Die größtenteils erhalten gebliebenen historischen Stadtkeller wurden in den Jahren 1555 – 1595 auf Anweisung des Besitzers der Herrschaft Christoph von Karlowitz in einem Sandhügel in der Stadtmitte gegraben.

Sie entstanden als ein effizienter Schutz für das Vermögen, die Urkunden und wertvolle Güter vor Naturkatastrophen. Der wichtigste Impuls zum Ausbau des unterirdischen Systems kam wohl nach dem verheerenden Feuer im Jahre 1554. Bald wurden die Kellerräume auch zur Bierlagerung und -gärung genutzt – das Bier wurde in Jirkov seit 1443 bis 1976 gebraut. Während des Zweiten Weltkrieges wurden die Kellerräume von der deutschen Armee genutzt. Einige Gänge sind bis heute mit Führungslinien markiert, die Markierung ist auch beim Hauptquartier der Wehrmacht erhalten geblieben.

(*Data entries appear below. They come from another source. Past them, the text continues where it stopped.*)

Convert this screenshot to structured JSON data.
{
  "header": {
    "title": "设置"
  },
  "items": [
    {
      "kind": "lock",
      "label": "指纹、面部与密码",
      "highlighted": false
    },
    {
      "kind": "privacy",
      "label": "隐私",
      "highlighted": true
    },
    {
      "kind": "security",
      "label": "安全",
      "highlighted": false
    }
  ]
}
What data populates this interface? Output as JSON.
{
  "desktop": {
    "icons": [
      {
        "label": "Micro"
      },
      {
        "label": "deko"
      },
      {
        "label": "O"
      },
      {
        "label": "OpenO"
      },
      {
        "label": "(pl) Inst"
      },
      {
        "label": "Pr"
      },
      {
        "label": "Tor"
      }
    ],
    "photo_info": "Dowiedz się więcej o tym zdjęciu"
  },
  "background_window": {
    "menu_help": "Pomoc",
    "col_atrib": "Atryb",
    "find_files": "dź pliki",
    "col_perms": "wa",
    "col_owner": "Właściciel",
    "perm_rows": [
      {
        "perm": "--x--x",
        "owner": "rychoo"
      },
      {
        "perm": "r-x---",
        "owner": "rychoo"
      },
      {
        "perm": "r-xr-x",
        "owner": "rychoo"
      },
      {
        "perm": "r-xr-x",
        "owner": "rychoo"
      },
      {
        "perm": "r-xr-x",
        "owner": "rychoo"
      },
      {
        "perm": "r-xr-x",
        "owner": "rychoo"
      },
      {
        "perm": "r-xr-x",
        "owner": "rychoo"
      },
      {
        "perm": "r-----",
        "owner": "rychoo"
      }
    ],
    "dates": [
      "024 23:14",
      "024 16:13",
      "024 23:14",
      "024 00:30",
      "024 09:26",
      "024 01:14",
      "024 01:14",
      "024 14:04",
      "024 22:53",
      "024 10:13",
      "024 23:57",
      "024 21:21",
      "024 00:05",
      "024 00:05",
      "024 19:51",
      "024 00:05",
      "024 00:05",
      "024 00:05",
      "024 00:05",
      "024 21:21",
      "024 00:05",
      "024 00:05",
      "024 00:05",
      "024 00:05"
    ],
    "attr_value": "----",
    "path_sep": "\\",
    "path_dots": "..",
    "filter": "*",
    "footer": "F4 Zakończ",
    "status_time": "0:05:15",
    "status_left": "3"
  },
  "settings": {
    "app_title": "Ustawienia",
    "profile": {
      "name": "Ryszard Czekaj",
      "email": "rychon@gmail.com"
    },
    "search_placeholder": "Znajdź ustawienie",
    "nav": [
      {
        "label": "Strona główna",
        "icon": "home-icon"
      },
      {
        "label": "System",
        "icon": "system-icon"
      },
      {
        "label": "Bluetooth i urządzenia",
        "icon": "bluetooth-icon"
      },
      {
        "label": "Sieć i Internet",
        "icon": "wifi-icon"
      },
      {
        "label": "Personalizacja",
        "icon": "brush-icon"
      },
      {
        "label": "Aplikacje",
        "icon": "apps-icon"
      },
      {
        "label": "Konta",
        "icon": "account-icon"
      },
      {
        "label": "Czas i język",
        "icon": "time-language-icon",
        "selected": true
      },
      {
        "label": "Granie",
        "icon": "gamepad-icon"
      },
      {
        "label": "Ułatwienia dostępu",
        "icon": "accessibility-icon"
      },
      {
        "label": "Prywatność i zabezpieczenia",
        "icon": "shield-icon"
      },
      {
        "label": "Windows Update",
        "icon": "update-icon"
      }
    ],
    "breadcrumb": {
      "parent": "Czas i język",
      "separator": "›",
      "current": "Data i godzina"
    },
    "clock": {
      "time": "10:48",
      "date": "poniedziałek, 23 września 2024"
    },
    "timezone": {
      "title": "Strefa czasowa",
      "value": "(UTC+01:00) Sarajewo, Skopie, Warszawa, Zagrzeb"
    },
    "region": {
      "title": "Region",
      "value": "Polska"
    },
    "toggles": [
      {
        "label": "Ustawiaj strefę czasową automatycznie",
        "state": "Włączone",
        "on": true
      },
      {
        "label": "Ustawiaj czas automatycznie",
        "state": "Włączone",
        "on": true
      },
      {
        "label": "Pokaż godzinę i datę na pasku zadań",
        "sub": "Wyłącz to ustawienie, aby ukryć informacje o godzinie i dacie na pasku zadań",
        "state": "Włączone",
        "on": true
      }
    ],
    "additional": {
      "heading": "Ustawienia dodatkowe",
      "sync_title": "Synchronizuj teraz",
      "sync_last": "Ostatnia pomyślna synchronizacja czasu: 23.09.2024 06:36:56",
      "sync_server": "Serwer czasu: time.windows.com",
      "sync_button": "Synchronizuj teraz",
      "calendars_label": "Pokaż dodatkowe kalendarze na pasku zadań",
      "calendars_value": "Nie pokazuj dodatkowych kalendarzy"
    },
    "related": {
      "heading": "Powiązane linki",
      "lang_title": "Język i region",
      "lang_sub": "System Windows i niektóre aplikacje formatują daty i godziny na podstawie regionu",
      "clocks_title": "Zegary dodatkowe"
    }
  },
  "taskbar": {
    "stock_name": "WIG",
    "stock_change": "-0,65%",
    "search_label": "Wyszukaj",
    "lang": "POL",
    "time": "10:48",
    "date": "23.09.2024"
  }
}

Die Keller hatten ursprünglich bis zu 150 Abteile. In der ersten Hälfte des 19. Jahrhunderts bauten die Einwohner von Jirkov an der westlichen Seite der Keller die große bürgerliche Brauerei, dadurch wurden sie zum ersten Mal wesentlich beschädigt. Im Juni 2006 musste ein ganzes Drittel der Gänge dem Ausbau des Hypermarktes Tesco weichen. Die übrigen Räumlichkeiten sind unverändert geblieben. In der Tschechischen Republik gibt es fünf ähnliche Grubenbauten, die Keller von Jirkov sind die ältesten von ihnen.

Seit 2004 wurden die Kellerräume von der Fachfirma Speleo Semily saniert und in der Zusammenarbeit mit der Stadt und Freiwilligen aus dem Freizeitzentrum auf die Eröffnung für die Öffentlichkeit vorbereitet. Die Besichtigungsroute wurde im Mai 2007 feierlich eröffnet.

Öffnungszeiten: (vom 1. Mai bis 30. September)

Zeitraum Öffnungszeiten
Dienstag – Sonntag 10:00 – 16:00 Uhr

Eintrittspreise:

Eintritt Preis
Erwachsene 70,- CZK
Kinder, Studenten, Rentner und Personen mit einem Behindertenausweis 40,- CZK

Die Besichtigung der Kellerräume beginnt immer zur vollen Stunde.

Die im Voraus angemeldeten Gruppen haben Vorrang.

Den Zugang zu den Kellerräumen ermöglichen die Mitarbeiterinnen des Informationszentrums in Jirkov.